3. 必要な電源容量(W数)を見積もろう
PCの構成によって必要な電源容量は異なります。一般的な目安として、以下のように考えられます
- ライトユーザー(オフィス作業やウェブ閲覧):300W〜450W
- ミドルレンジユーザー(軽いゲームや動画編集):500W〜650W
- ハイエンドユーザー(高負荷のゲームや3Dレンダリング):700W以上
また、将来的なアップグレードや電力の余裕を考慮して、必要な容量よりも少し多めの電源ユニットを選ぶと安心です。ドスパラの「電源容量計算機」を利用すると、パーツ構成に応じた推奨電源容量を簡単に計算できます。
4. 電源ユニットの効率と認証をチェック
電源ユニットの効率を示す指標として「80 PLUS認証」があります。これは、電源ユニットが一定の負荷時にどれだけ効率よく電力を変換できるかを示すもので、以下のようなランクがあります:
- 80 PLUS:基本的な効率(80%以上)
- 80 PLUS Bronze:82%以上
- 80 PLUS Silver:85%以上
- 80 PLUS Gold:87%以上
- 80 PLUS Platinum:89%以上
- 80 PLUS Titanium:90%以上
一般的な用途であれば、コストパフォーマンスの良い「80 PLUS Bronze」や「80 PLUS Gold」認証の電源ユニットがおすすめです。
ゴールドから上のプラチナは2%、さらに上のチタニウムは1%しか上がらないので予算がある方以外は
費用対効果が低いでしょう。
昔はGoldがそこまで多くありませんでしたが、
最近ではGoldもかなり一般的になってきたので、正直ここにはそこまでこだわる必要はありません。
80PLUS認証の内容な電源は避けたほうが無難でしょう。
5. ケーブルの種類と管理を考慮しよう
電源ユニットのケーブルには、以下の2種類があります:
- 直結型(ノンモジュラー):すべてのケーブルが固定されており、使用しないケーブルもケース内に残ります。
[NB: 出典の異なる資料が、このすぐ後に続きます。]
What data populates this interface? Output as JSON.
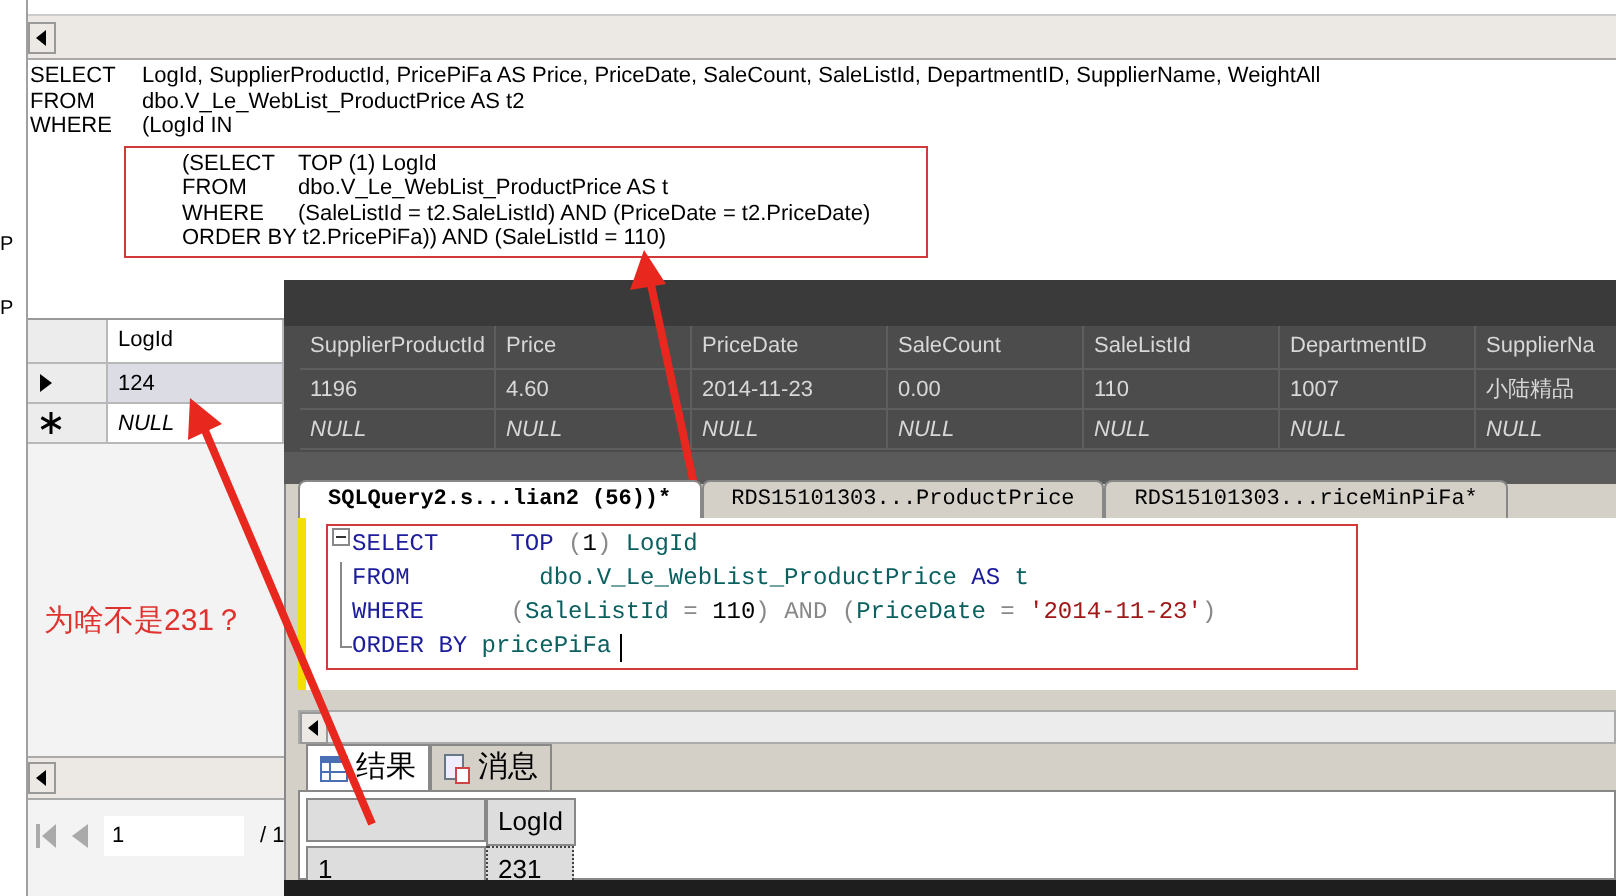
{
  "left_edge_fragments": [
    "P",
    "P"
  ],
  "query_designer": {
    "lines": [
      {
        "keyword": "SELECT",
        "text": "LogId, SupplierProductId, PricePiFa AS Price, PriceDate, SaleCount, SaleListId, DepartmentID, SupplierName, WeightAll"
      },
      {
        "keyword": "FROM",
        "text": "dbo.V_Le_WebList_ProductPrice AS t2"
      },
      {
        "keyword": "WHERE",
        "text": "(LogId IN"
      }
    ],
    "boxed_lines": [
      {
        "keyword": "(SELECT",
        "text": "TOP (1) LogId"
      },
      {
        "keyword": "FROM",
        "text": "dbo.V_Le_WebList_ProductPrice AS t"
      },
      {
        "keyword": "WHERE",
        "text": "(SaleListId = t2.SaleListId) AND (PriceDate = t2.PriceDate)"
      },
      {
        "text": "ORDER BY t2.PricePiFa)) AND (SaleListId = 110)"
      }
    ]
  },
  "result_grid": {
    "columns": [
      "LogId",
      "SupplierProductId",
      "Price",
      "PriceDate",
      "SaleCount",
      "SaleListId",
      "DepartmentID",
      "SupplierNa"
    ],
    "rows": [
      {
        "kind": "current",
        "selected": true,
        "cells": [
          "124",
          "1196",
          "4.60",
          "2014-11-23",
          "0.00",
          "110",
          "1007",
          "小陆精品"
        ]
      },
      {
        "kind": "new",
        "selected": false,
        "cells": [
          "NULL",
          "NULL",
          "NULL",
          "NULL",
          "NULL",
          "NULL",
          "NULL",
          "NULL"
        ]
      }
    ]
  },
  "pager": {
    "page": "1",
    "total": "/ 1"
  },
  "annotation": {
    "text": "为啥不是231？"
  },
  "query_window": {
    "tabs": [
      {
        "label": "SQLQuery2.s...lian2 (56))*",
        "selected": true
      },
      {
        "label": "RDS15101303...ProductPrice",
        "selected": false
      },
      {
        "label": "RDS15101303...riceMinPiFa*",
        "selected": false
      }
    ],
    "code_lines": [
      [
        {
          "kind": "keyword",
          "text": "SELECT"
        },
        {
          "kind": "keyword",
          "text": "     TOP"
        },
        {
          "kind": "operator",
          "text": " ("
        },
        {
          "kind": "number",
          "text": "1"
        },
        {
          "kind": "operator",
          "text": ") "
        },
        {
          "kind": "identifier",
          "text": "LogId"
        }
      ],
      [
        {
          "kind": "keyword",
          "text": "FROM"
        },
        {
          "kind": "identifier",
          "text": "         dbo.V_Le_WebList_ProductPrice "
        },
        {
          "kind": "keyword",
          "text": "AS"
        },
        {
          "kind": "identifier",
          "text": " t"
        }
      ],
      [
        {
          "kind": "keyword",
          "text": "WHERE"
        },
        {
          "kind": "operator",
          "text": "      ("
        },
        {
          "kind": "identifier",
          "text": "SaleListId "
        },
        {
          "kind": "operator",
          "text": "= "
        },
        {
          "kind": "number",
          "text": "110"
        },
        {
          "kind": "operator",
          "text": ") AND ("
        },
        {
          "kind": "identifier",
          "text": "PriceDate "
        },
        {
          "kind": "operator",
          "text": "= "
        },
        {
          "kind": "string",
          "text": "'2014-11-23'"
        },
        {
          "kind": "operator",
          "text": ")"
        }
      ],
      [
        {
          "kind": "keyword",
          "text": "ORDER BY"
        },
        {
          "kind": "identifier",
          "text": " pricePiFa"
        }
      ]
    ],
    "result_tabs": [
      {
        "label": "结果",
        "selected": true
      },
      {
        "label": "消息",
        "selected": false
      }
    ],
    "results": {
      "columns": [
        "LogId"
      ],
      "rows": [
        {
          "row_number": "1",
          "cells": [
            "231"
          ]
        }
      ]
    }
  }
}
価格は安価ですが、ケーブル管理が難しい場合があります。
- モジュラー型(フルモジュラーまたはセミモジュラー):必要なケーブルのみを接続でき、ケース内をすっきりと保てます。価格は高めですが、エアフローの改善やメンテナンスのしやすさなどの利点があります。
初めての自作でケーブル管理に不安がある場合は、モジュラー型の電源ユニットを選ぶと良いでしょう。
6. 電源ユニットの規格を調べる方法
現在使用している電源ユニットの規格を調べるには、以下の方法があります:
- 電源ユニットのラベルを確認:電源ユニット本体に貼られているラベルに、規格や出力容量、各種認証などの情報が記載されています。
- PCケースの仕様を確認:PCケースのメーカーやモデル名を調べ、公式サイトや取扱説明書で対応している電源ユニットの規格を確認します。
- メーカー製PCの場合:PCの型番をもとに、メーカーのサポートページで仕様を確認することができます。
まとめ
電源ユニットは、PCの安定性や寿命に大きく影響する重要なパーツです。
安価な電源は寿命が短い傾向にあり、高価な電源は寿命が長い傾向にあります。
3~5年持てば十分と考える方は安価な電源でもいいと思います。
なるべく壊れてほしくない、壊れたときの交換が面倒だと感じる方は、
極力、お高め高品質な電源ユニットを買っておいた方が幸せになれるでしょう。
初めての交換でも、以下のポイントを押さえて選べば安心です。
- PCケースに対応した規格(ATXやSFX)を選ぶ
- 必要な電源容量を見積もり、余裕を持った容量を選ぶ 無理をさせると寿命も短い。
- 効率の良い80 PLUS認証の製品を選ぶ 最近はほとんど80プラスなので気にしなくてもよい
- ケーブル管理がしやすいモジュラー型を検討する ただし、初心者はノンモジュラーの方がいいかもしれません。